Taking its inspiration from Great Expectations, this novel teases us with the question of what Pip might have been like had he grown up in the American South of the 1960s and 1970s and faced the explosive social issues - racial injustice, a war abroad, women’s and gay rights, class struggle - that galvanised the world in those decades. "Endearing and knowing," writes Colm Toibin; "a natural novelist," opines Michael Cunningham.

A guilty encounter with an escaped felon, a summer spent working for an eccentric man with a mysterious past, conflicted erotic feelings for his employer’s niece and nephew—these events set the stage for a journey of sexual and moral discovery that takes Newt Seward to New England, Rome, and Paris—all before returning home to confront his life’s many expectations and disappointments.

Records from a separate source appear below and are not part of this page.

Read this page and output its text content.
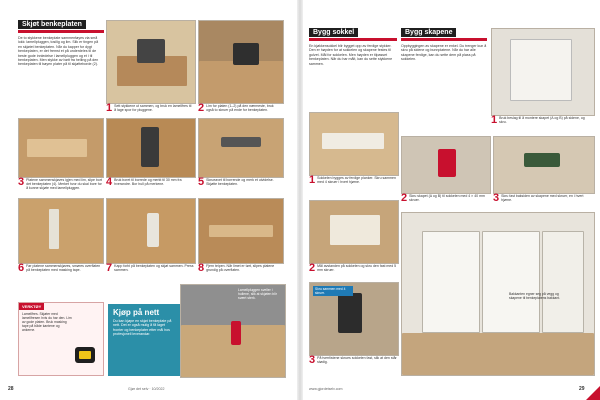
Skjøt benkeplaten
De to stykkene benkeplate sammenføyes via små lokk: lamellpluggen, tosilig og lim. Slik er tingen på en skjøtet benkeplaten. Når du kapper for dygt benkeplaten, er det fremst et på underdeles til de beste gode innledelse i lamellpluggen og et i til benkeplaten. Men stykke av bøtt fra helling på den benkeplaten til bøyen plater på til skjøtteborde (2).
1 Sett stykkene ut sammen, og bruk en lamellfres til å lage spor for pluggene.	2 Lim for platen (1–2) på den nærmeste, bruk også to skruer på ende for benkeplaten.
3 Platene sammenskjøves igjen med lim, slipe bort det benkeplaten (4). Merket hvor du skal bore for å kunne skjøte med lamellpluggen.
4 Bruk boret til borrede og merkt til 30 mm fra hverandre. Bor hull på merkene.	5 Skrueavet til borrende og merk et utvidelse. Skjøtte benkeplaten.
6 Før platene sammenskjøves, smøres overflaten på benkeplaten med masking tape.	7 Kapp forbi på benkeplaten og skjøt sammen. Press sammen.	8 Fjern teipen. Når limet er tørt, slipes platene grundig på overflaten.
VERKTØY
Lamellfres. Skjøter med lamellfresen hvis du har den. Lim av gode platen. Bruk masking tape på både kantene og ankerne.
Kjøp på nett
Du kan kjøpe en skjøt benkeplate på nett. Det er også mulig å få laget fronter og benkeplater etter mål hos profesjonell leverandør.
Lamellpluggen sveller i hullene, slik at skjøten blir svært sterk.
28	Gjør det selv · 10/2022
Bygg sokkel
En kjøkkensokkel blir bygget opp av ferdige stykker. Den er høyden for at sokkelen og skapene festes til gulvet. Mål for sokkelen. Men høyden er tilpasset benkeplaten. Når du har målt, kan du sette stykkene sammen.
Bygg skapene
Oppbyggingen av skapene er enkel. Du trenger kun å skru på sidene og bunnplatene. Når du har alle skapene ferdige, kan du sette dem på plass på sokkelen.
1 Bruk beslag til å montere skapet (A og B) på sidene, og skru.
1 Sokkelen bygges av ferdige planker. Skru sammen med 4 skruer i hvert hjørne.
2 Skru skapet (A og B) til sokkelen med 4 × 40 mm skruer.	3 Skru fast baksiden av skapene med skruer, en i hvert hjørne.
2 Mål avstanden på sokkelen og skru den fast med 5 mm skruer.
Skru sammen med 4 skruer.
3 På tverrlistene skrues sokkelen fast, slik at den står stødig.
Bakkanten egner seg på vegg og skapene til benkeplatens bakkant.
www.gjordetselv.com	29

Deftly combining elements of coming-of-age story, novel of erotic discovery, Southern Gothic fiction, and detection-mystery thriller, Furnace Creek leaps the frame of Dickens’ masterpiece to provide a contemporary meditation on the perils of desire, ambition, love, loss, and family.

In the New Books Network Podcast, Joseph Boone discusses Furnace Creek, click to listen!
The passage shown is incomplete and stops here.